3. Respond quickly. Pivoting in a changing industry is crucial to a business’ survival, which means there’s no time to waste. At the start of the pandemic, when restaurants, gyms and retail stores were all shut down, they had to quickly transform their businesses to be 100% online. Restaurants looked to delivery apps like DoorDash to bring in business, gyms brought their classes online and retail stores had to rely solely on their ecommerce sites to sell to customers. If these businesses didn’t pivot quickly to rely more heavily on technology, or integrate new technology altogether, they likely would have not survived.
The shift to this digital-first world has also opened the door to create completely new technologies. Business leaders need to ensure they’re not only offering consumers what they want right now, but they’re preparing to make changes in the future as these new technologies emerge to meet consumers’ preferences in the post-pandemic world.

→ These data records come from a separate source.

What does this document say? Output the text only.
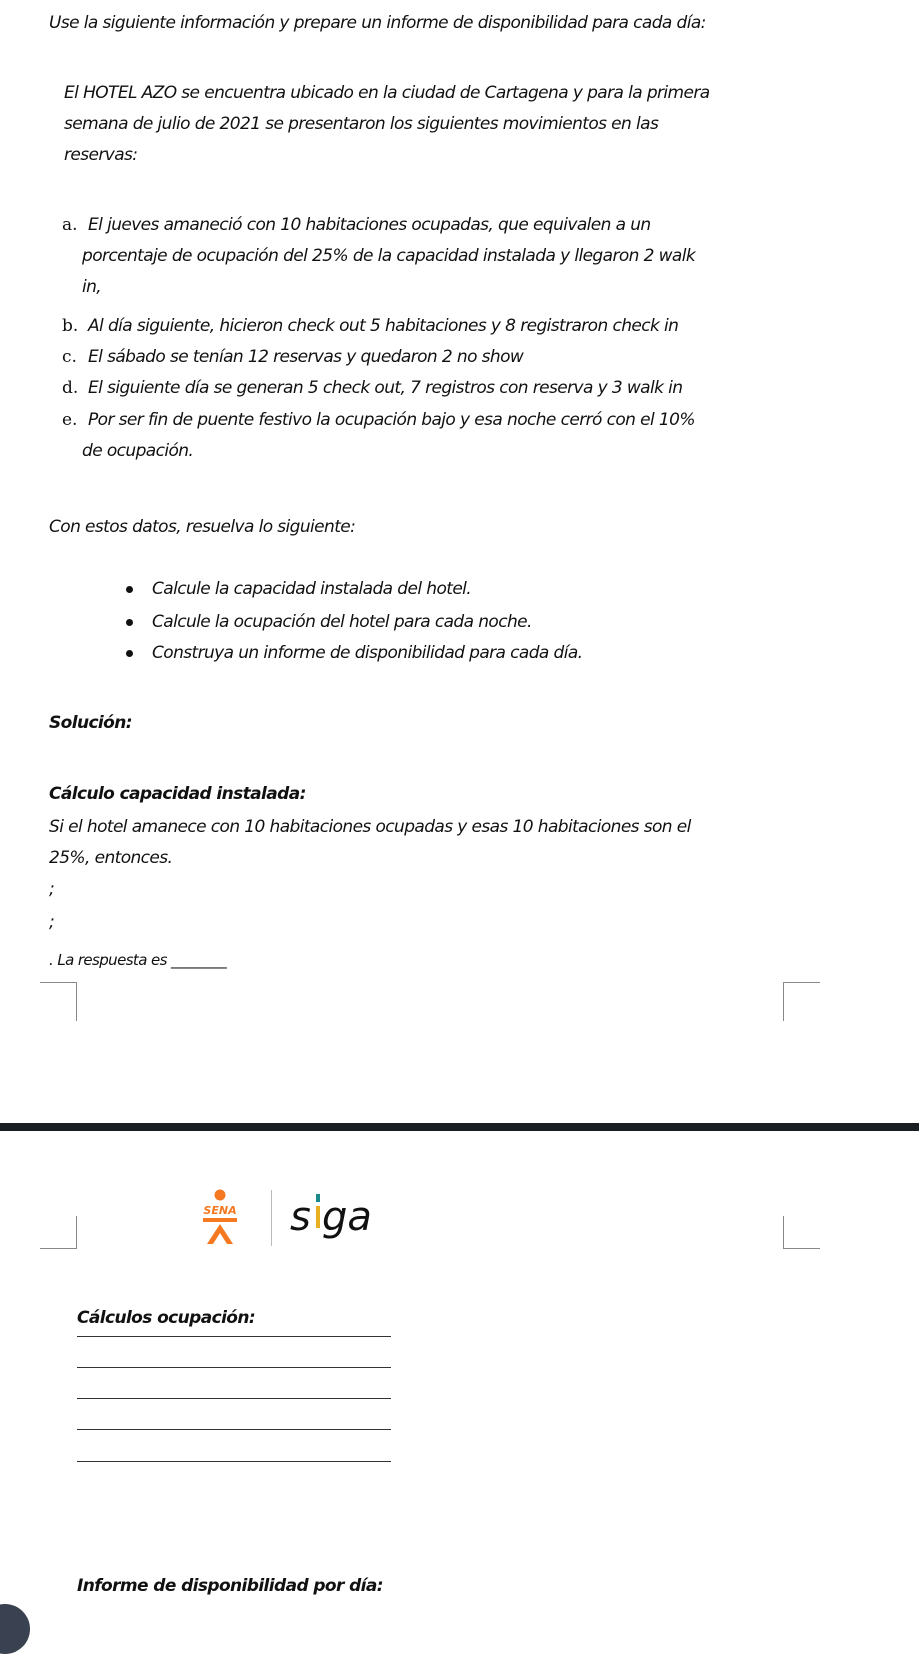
Use la siguiente información y prepare un informe de disponibilidad para cada día:
El HOTEL AZO se encuentra ubicado en la ciudad de Cartagena y para la primera
semana de julio de 2021 se presentaron los siguientes movimientos en las
reservas:
a. El jueves amaneció con 10 habitaciones ocupadas, que equivalen a un
porcentaje de ocupación del 25% de la capacidad instalada y llegaron 2 walk
in,
b. Al día siguiente, hicieron check out 5 habitaciones y 8 registraron check in
c. El sábado se tenían 12 reservas y quedaron 2 no show
d. El siguiente día se generan 5 check out, 7 registros con reserva y 3 walk in
e. Por ser fin de puente festivo la ocupación bajo y esa noche cerró con el 10%
de ocupación.
Con estos datos, resuelva lo siguiente:
Calcule la capacidad instalada del hotel.
Calcule la ocupación del hotel para cada noche.
Construya un informe de disponibilidad para cada día.
Solución:
Cálculo capacidad instalada:
Si el hotel amanece con 10 habitaciones ocupadas y esas 10 habitaciones son el
25%, entonces.
;
;
. La respuesta es ________
SENA s ga
Cálculos ocupación:
Informe de disponibilidad por día:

4. Don’t do it alone. While it’s up to business leaders to navigate the company through a disruptive period, it doesn’t mean they have to do it alone. Leaders should be transparent with the entire company when the business is in a transformative period and empower every employee to offer solutions and innovative ideas. Beyond the company itself, business leaders should enlist external partners to help the company to pivot.
As an agile research technology company, at Feedback Loop we’ve worked with companies across industries that need quick consumer feedback to make critical business decisions. For example, we worked with Swiss Re’s digital insurance startup iptiQ as they used consumer insight to figure out how to transform 150 years of b2b knowledge and expertise into a new b2b2c model. Businesses should work with partners that specialize in areas that they may not, to successfully move the business forward.
5. Constantly try to disrupt yourself. Business leaders can’t sit still. They have to continue to innovate and make the necessary moves to disrupt themselves. It’s not enough to simply keep up with the industry as technologies emerge and consumer behaviors change — they need to lead the industry. For example, Amazon built a supply chain to get customers products faster than ever before with one-day delivery and Netflix disrupted their DVD service with streaming. To gauge how the industry will evolve, companies need to consistently speak with consumers about their ever-changing needs and wants. Only then can they successfully cause disruption in the industry.
Can you please give us your favorite “Life Lesson Quote”? Can you share how that was relevant to you in your life?
Something that I live by is the quote, “When you panic you die”. It is one of the most fundamental principles in life and that lesson is embedded into virtually every story ever told. When you panic it is more likely that mistakes will be made, so it’s best to always stay calm. When you assess the situation with a cool head you can move forward with rational decisions instead of hastily made ones.